The Loki project usually runs by informal consensus, however sometimes a formal decision must be made.

Depending on the subject matter, as laid out above, different methods of voting are used.

For all votes, voting must be open for at least one week. The end date should be clearly stated in the call to vote. A vote may be called and closed early if enough votes have come in one way so that further votes cannot change the final decision.

In all cases, all and only team members are eligible to vote, with the sole exception of the forced removal of a team member, in which said member is not eligible to vote.

Discussion and votes on personnel matters (including but not limited to team membership and maintainership) are held in private on the team mailing list. All other discussion and votes are held in the public mailing list or slack.

For public discussions, anyone interested is encouraged to participate. Formal power to object or vote is limited to team members.

Consensus

The default decision making mechanism for the Loki project is lazy consensus. This means that any decision on technical issues is considered supported by the team as long as nobody objects.

Silence on any consensus decision is implicit agreement and equivalent to explicit agreement. Explicit agreement may be stated at will. Decisions may, but do not need to be called out and put up for decision publicly at any time and by anyone.

Consensus decisions can never override or go against the spirit of an earlier explicit vote.

If any team member raises objections, the team members work together towards a solution that all involved can accept. This solution is again subject to lazy consensus.

In case no consensus can be found, but a decision one way or the other must be made, any team member may call a formal majority vote.

Majority vote

Majority votes must be called explicitly in a separate thread on the appropriate mailing list. The subject must be prefixed with [VOTE]. In the body, the call to vote must state the proposal being voted on. It should reference any discussion leading up to this point.

Votes may take the form of a single proposal, with the option to vote yes or no, or the form of multiple alternatives.

A vote on a single proposal is considered successful if more vote in favor than against.If there are multiple alternatives, members may vote for one or more alternatives, or vote “no” to object to all alternatives. It is not possible to cast an “abstain” vote. A vote on multiple alternatives is considered decided in favor of one alternative if it has received the most votes in favor, and a vote from more than half of those voting. Should no alternative reach this quorum, another vote on a reduced number of options may be called separately.

Supermajority vote

Supermajority votes must be called explicitly in a separate thread on the appropriate mailing list. The subject must be prefixed with [VOTE]. In the body, the call to vote must state the proposal being voted on. It should reference any discussion leading up to this point.

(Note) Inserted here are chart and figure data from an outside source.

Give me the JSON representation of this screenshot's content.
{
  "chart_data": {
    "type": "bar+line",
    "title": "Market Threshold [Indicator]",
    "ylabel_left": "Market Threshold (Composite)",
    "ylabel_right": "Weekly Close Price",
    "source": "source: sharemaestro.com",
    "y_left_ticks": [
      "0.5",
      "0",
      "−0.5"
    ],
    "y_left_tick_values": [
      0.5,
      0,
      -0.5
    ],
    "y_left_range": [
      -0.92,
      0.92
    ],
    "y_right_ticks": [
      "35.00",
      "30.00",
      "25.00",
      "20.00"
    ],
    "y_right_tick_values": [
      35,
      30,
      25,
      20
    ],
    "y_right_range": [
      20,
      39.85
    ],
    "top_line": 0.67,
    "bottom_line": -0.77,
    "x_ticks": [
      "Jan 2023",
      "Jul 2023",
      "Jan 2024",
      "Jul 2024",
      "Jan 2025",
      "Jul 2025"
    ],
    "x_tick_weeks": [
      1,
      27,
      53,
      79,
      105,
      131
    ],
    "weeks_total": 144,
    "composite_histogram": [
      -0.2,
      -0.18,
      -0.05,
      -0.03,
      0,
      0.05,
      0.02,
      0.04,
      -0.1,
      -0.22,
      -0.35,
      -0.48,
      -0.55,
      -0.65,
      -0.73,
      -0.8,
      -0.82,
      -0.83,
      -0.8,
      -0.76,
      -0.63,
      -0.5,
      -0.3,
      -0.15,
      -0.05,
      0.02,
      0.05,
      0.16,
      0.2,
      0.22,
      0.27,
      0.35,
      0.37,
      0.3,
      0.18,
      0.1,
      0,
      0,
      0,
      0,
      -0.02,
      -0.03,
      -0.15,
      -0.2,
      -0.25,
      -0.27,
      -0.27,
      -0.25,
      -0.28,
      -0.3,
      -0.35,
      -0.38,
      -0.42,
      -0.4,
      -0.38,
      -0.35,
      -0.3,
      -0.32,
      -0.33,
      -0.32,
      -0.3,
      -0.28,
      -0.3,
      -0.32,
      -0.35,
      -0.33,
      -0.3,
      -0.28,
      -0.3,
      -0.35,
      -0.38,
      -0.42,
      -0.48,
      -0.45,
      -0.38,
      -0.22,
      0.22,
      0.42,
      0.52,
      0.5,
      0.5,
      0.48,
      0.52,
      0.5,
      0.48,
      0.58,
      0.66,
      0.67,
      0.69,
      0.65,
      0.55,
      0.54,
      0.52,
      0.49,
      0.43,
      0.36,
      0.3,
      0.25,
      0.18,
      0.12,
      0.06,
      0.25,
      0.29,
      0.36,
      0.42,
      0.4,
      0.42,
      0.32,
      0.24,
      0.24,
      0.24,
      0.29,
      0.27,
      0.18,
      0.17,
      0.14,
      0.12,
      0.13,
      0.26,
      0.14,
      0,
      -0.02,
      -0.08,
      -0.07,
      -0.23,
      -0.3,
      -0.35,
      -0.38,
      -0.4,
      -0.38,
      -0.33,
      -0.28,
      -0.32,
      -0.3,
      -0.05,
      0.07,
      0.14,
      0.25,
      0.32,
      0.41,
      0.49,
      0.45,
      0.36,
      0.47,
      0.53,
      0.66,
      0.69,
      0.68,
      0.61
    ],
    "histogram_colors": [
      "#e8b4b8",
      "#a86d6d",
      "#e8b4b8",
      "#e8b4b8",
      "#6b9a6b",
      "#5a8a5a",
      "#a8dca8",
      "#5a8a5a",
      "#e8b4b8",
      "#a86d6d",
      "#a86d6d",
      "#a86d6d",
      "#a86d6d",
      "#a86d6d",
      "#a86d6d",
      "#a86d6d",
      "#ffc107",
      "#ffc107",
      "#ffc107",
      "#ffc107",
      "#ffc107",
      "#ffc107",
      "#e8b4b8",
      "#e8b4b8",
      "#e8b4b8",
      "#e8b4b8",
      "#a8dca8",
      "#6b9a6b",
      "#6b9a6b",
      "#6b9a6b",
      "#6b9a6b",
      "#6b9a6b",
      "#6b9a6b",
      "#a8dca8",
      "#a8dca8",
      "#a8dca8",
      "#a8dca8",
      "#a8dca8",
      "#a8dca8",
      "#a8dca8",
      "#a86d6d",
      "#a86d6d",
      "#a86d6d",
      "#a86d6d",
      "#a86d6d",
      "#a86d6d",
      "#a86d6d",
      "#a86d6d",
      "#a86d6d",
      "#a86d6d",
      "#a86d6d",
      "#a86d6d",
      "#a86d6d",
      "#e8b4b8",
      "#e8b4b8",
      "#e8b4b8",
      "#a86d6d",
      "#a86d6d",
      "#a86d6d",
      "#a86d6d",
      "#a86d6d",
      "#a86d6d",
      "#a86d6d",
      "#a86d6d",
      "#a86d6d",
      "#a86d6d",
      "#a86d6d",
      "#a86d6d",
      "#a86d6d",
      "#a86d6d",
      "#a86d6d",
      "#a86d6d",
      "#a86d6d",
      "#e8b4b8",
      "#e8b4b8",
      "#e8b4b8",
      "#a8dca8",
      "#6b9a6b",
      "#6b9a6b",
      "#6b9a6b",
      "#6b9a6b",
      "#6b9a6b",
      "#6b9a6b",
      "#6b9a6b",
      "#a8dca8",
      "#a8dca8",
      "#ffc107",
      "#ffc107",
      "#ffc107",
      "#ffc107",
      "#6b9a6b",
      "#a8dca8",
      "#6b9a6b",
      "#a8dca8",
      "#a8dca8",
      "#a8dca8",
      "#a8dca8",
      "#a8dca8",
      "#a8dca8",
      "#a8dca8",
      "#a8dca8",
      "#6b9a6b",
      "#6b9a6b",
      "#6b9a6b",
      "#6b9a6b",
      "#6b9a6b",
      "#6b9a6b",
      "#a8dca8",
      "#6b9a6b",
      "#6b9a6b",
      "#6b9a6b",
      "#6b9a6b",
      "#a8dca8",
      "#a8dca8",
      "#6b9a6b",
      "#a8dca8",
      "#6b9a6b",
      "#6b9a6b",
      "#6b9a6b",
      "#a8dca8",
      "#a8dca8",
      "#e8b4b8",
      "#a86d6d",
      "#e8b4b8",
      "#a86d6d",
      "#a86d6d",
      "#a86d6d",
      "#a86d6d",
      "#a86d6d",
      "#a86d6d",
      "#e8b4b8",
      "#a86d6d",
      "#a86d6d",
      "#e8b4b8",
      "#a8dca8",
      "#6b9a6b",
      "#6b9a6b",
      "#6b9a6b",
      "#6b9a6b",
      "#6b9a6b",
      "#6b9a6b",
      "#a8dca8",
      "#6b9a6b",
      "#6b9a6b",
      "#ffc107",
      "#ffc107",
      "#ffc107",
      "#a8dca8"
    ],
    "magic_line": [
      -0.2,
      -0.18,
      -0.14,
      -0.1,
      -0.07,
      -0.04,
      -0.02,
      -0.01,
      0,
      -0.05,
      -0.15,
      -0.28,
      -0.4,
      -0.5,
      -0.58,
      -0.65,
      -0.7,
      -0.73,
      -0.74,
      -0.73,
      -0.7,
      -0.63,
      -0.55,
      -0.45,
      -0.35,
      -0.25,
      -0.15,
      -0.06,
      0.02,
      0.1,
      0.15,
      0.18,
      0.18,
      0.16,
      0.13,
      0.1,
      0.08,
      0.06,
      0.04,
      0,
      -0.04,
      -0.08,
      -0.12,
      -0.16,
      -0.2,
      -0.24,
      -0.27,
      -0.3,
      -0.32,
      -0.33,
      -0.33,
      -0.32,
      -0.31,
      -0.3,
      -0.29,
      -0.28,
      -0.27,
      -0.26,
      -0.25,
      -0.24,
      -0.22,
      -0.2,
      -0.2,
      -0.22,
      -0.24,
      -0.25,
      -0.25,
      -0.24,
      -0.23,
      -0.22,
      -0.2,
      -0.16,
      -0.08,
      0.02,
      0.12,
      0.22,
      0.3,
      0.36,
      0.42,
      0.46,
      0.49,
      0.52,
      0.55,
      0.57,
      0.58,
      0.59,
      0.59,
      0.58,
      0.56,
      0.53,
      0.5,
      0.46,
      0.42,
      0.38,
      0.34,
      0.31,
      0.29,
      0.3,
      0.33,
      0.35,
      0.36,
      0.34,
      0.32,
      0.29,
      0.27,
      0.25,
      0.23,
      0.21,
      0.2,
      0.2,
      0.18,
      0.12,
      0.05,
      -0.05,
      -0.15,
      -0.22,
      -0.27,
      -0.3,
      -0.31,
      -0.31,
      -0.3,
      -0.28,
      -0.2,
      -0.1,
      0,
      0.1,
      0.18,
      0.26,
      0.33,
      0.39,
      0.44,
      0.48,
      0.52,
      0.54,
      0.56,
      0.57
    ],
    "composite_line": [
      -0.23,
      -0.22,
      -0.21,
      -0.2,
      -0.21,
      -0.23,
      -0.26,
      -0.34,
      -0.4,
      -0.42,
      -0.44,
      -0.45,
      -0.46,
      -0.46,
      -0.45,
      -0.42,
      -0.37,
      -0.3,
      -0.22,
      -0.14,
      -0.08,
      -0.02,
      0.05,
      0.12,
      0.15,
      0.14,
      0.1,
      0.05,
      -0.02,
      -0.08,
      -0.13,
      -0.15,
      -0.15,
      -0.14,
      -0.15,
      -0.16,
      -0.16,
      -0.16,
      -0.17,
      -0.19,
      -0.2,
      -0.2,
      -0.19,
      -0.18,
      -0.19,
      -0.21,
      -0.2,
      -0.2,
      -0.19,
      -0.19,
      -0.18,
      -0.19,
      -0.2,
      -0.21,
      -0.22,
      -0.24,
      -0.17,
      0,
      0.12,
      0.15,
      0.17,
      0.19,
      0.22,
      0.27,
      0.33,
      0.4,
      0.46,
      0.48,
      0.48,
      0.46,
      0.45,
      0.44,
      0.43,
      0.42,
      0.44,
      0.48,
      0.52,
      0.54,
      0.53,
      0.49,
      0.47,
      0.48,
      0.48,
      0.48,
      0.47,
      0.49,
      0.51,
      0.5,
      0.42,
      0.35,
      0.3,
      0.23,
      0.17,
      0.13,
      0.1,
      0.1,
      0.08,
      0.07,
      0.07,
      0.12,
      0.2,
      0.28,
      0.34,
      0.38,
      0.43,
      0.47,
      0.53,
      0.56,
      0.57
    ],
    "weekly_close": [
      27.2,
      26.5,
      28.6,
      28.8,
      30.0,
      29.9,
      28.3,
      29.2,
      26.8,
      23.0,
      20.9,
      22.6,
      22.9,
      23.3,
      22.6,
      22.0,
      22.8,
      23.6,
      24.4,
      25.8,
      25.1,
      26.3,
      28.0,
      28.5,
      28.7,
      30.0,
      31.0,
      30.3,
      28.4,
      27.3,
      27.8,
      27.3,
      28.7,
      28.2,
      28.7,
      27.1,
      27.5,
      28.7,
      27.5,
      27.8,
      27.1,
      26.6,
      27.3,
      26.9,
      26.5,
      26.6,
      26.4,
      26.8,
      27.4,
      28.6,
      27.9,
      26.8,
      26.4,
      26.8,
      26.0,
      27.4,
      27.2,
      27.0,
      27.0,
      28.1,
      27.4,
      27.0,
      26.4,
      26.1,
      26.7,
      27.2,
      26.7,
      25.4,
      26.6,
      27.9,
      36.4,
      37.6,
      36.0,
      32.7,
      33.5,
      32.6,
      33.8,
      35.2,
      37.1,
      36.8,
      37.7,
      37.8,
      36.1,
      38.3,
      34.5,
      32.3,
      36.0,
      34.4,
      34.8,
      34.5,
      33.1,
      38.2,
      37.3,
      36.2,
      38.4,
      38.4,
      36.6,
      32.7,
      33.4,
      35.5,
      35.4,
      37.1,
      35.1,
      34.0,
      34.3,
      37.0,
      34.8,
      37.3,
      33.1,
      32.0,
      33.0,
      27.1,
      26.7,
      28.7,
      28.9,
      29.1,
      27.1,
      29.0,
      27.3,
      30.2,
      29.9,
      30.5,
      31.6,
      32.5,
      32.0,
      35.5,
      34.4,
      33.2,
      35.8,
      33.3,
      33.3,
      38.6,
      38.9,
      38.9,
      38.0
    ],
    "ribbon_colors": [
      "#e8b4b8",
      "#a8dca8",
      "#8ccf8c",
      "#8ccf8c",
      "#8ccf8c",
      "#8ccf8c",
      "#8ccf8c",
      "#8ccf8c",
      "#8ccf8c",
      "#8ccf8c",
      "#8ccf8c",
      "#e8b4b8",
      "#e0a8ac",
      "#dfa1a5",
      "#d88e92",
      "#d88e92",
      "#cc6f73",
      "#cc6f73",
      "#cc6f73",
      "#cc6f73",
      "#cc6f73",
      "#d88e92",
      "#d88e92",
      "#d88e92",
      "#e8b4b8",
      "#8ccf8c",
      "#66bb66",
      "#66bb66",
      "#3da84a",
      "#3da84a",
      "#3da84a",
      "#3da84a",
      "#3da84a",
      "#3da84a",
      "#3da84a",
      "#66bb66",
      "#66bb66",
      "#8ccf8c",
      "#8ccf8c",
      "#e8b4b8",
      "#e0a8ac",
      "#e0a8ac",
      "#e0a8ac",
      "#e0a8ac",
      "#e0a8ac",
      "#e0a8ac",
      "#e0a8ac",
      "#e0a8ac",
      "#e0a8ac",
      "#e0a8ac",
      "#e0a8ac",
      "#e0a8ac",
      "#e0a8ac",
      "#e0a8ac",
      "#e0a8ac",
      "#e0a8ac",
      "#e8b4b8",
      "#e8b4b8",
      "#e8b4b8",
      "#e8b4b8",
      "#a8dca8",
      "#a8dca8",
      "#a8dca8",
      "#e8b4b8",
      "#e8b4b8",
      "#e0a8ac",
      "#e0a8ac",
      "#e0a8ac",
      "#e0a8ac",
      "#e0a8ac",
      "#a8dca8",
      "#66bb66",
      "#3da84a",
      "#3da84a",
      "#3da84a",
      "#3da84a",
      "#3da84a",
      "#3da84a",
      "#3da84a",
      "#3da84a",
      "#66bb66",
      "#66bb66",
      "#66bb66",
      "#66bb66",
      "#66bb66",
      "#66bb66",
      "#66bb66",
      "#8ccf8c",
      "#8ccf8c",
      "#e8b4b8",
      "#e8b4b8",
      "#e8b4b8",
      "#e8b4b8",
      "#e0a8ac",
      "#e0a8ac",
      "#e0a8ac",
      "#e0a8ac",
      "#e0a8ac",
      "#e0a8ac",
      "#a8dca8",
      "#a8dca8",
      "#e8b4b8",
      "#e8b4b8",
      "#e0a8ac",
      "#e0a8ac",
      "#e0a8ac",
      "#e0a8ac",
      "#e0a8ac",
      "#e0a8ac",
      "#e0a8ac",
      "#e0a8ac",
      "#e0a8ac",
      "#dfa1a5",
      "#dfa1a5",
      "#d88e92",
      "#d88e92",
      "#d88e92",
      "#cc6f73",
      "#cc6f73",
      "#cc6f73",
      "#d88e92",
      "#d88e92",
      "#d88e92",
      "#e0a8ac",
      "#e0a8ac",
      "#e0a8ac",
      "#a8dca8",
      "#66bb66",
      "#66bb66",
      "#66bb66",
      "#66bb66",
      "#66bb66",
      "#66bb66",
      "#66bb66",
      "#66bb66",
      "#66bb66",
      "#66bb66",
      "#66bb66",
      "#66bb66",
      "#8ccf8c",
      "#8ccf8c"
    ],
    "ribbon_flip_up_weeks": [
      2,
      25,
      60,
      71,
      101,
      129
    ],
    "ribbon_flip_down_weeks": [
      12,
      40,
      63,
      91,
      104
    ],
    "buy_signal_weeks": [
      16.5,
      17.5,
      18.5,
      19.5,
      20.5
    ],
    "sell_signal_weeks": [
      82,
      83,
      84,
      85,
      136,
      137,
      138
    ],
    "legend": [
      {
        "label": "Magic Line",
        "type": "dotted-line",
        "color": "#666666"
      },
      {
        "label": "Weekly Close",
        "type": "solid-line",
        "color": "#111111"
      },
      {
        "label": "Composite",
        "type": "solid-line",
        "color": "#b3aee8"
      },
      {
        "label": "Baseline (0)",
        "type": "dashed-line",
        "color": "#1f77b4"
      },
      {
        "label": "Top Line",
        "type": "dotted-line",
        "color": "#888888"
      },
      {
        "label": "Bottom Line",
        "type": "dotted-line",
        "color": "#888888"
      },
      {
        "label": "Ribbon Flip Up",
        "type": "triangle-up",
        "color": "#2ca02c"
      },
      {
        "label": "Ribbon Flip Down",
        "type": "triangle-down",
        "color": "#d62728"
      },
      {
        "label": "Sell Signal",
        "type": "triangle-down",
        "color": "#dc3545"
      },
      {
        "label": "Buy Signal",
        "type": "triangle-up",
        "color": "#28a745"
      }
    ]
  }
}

Votes may take the form of a single proposal, with the option to vote yes or no, or the form of multiple alternatives.

A vote on a single proposal is considered successful if at least two thirds of those eligible to vote vote in favor.

If there are multiple alternatives, members may vote for one or more alternatives, or vote “no” to object to all alternatives. A vote on multiple alternatives is considered decided in favor of one alternative if it has received the most votes in favor, and a vote from at least two thirds of those eligible to vote. Should no alternative reach this quorum, another vote on a reduced number of options may be called separately.